I’ve said it before and I’ll say it again: Putting a woman at the center of a story instead of the default man automatically brings freshness to a flick, because female protagonists and their perspectives are still such novelties. In The Shallows, written by Anthony Jaswinski (Vanishing on 7th Street), it’s just as Nancy finally truly relaxes and lets her guard down to enjoy this glorious bit of nature that the bad thing she was not anticipating happens: a shark attacks. And it’s a big, mean one. Now she’s stranded on a rock that the retreating tide has revealed, with a nasty deep gash on her leg — it’s not clear whether this was caused by the shark nibbling at her or by a collision with the razor sharp rock, but it doesn’t matter — and the ticking countdown of the eventual high tide that will force her back into the water.
So hooray: after so many years of men duking it out against mountains and storms and wild beasts, The Shallows cements the arrival of “woman versus nature” as a subgenre (after Wild, the only other major film I can think of in which a woman on her own goes up against the big bad natural world). Director Jaume Collet-Serra (Run All Night, Non-Stop) cannot seem to totally refrain from getting all male-gazey — we really do not need multiple lingering shots up Nancy’s ass as she is paddling out on her board — but mostly he lets her be herself, not eye candy for us, as she desperately navigates her precarious situation. A medical student, she is able to MacGyver a temporary fix for that gash on her leg using items that a dude most likely wouldn’t have had available to him. But she is still stranded, with the beach so tantalizingly in sight and yet not another human being around, and with any thought she might have had of taking a chance swimming to shore quickly put to rest. This is one brutal and determined shark that has it in for her, and it is not going to let her go.

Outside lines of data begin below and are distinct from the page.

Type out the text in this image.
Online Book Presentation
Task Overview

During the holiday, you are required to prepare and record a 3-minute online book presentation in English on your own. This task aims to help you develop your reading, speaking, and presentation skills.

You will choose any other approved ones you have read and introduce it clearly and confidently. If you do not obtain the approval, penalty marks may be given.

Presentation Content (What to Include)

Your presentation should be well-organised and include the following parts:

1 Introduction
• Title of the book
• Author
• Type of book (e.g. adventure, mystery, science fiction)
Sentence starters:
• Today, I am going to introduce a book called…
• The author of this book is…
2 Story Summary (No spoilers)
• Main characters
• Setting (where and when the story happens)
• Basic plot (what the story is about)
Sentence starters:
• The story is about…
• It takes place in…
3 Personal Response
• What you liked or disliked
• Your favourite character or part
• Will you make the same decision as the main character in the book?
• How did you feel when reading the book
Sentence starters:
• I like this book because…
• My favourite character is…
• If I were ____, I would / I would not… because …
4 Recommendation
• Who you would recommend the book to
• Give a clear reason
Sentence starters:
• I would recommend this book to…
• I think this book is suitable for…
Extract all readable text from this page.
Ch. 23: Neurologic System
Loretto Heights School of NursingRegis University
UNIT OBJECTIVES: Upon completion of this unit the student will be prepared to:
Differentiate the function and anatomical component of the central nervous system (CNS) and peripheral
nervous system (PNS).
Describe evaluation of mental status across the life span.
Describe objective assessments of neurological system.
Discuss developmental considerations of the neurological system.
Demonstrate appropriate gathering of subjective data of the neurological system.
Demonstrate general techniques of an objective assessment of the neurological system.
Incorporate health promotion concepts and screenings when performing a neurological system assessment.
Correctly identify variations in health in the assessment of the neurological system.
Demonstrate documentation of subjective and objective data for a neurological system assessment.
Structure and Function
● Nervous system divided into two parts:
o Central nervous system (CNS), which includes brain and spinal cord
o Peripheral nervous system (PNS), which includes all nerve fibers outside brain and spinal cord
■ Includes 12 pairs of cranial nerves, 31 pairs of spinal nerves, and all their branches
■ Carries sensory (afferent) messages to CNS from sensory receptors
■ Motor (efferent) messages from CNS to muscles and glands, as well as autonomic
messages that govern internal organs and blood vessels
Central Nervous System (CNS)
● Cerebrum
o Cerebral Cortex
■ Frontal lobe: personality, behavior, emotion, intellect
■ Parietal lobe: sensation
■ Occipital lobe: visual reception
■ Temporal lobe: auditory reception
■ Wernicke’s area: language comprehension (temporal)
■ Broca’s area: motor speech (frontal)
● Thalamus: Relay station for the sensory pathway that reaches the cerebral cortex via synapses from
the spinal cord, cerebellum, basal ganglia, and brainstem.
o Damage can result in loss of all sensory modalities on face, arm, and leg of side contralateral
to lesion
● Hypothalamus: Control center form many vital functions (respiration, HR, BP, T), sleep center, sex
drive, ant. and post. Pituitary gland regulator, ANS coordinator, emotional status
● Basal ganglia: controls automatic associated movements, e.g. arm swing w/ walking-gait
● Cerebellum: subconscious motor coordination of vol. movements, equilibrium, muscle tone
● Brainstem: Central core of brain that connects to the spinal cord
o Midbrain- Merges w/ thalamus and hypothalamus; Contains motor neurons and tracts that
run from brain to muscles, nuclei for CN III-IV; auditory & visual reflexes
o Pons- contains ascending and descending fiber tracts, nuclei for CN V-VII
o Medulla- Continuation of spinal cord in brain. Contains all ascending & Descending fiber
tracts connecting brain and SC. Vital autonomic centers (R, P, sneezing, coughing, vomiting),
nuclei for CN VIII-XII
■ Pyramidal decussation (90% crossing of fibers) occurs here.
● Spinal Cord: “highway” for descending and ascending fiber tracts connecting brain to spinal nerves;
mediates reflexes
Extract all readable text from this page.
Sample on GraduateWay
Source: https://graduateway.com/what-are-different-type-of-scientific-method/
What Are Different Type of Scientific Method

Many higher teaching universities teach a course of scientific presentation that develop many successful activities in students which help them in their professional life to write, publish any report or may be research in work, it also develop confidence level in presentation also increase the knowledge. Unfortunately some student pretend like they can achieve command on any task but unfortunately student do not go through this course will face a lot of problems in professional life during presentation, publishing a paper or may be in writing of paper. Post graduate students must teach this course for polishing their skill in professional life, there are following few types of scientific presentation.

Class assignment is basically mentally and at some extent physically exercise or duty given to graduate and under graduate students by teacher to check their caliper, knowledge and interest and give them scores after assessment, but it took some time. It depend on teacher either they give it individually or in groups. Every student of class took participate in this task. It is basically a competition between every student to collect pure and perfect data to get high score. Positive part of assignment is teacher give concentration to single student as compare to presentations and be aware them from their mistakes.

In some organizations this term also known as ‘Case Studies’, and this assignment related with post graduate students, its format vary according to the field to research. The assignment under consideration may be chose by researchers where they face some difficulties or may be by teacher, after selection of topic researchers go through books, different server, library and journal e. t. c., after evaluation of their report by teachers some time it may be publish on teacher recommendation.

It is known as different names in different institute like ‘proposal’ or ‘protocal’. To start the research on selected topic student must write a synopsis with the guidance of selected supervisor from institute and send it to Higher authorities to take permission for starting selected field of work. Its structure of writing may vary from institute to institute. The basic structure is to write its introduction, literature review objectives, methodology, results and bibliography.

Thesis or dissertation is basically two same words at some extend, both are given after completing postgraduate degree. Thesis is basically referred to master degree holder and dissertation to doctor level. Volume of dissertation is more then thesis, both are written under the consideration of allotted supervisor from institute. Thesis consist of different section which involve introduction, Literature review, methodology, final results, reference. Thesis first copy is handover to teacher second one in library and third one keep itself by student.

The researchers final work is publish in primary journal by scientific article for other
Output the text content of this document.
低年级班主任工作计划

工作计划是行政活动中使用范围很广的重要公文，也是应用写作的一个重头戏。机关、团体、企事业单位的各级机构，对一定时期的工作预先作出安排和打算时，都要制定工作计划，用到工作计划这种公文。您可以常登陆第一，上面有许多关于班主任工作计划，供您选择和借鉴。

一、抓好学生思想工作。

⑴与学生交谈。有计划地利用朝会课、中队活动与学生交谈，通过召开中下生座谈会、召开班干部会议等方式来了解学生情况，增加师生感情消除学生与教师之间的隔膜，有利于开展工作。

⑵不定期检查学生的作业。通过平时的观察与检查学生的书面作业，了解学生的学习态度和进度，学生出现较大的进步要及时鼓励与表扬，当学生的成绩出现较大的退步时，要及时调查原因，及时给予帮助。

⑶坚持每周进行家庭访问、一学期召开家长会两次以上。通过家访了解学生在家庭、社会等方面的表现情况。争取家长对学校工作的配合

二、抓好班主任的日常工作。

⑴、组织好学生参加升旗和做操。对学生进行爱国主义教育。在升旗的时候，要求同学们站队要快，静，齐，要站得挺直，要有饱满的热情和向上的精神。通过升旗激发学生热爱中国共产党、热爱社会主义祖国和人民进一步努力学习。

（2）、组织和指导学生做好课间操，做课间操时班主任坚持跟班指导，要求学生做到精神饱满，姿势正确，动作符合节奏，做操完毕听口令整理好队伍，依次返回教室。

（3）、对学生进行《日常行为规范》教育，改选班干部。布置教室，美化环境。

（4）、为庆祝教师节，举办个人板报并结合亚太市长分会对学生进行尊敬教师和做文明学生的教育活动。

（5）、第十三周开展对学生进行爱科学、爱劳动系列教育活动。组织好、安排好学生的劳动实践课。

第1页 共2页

Now, I’m not entirely convinced that either of the two reasons the movie offers for why the shark would target and stalk Nancy are even halfway plausible, but it’s easy to forget that as a problem amidst all the delicious tension. The Shallows is one of those rare movies that manages to whip up pure visceral suspense and maintain it till you’re breathless. Lively is so thoroughly engaging and Collet-Serra so masterful at making us feel everything she is feeling that the result is pure, simple popcorn thrills of the kind that have been all too rare this summer. Jaws invented the summer movie 40 years ago, and it takes another shark to remind us of the electric rush that summer movies are meant to bring.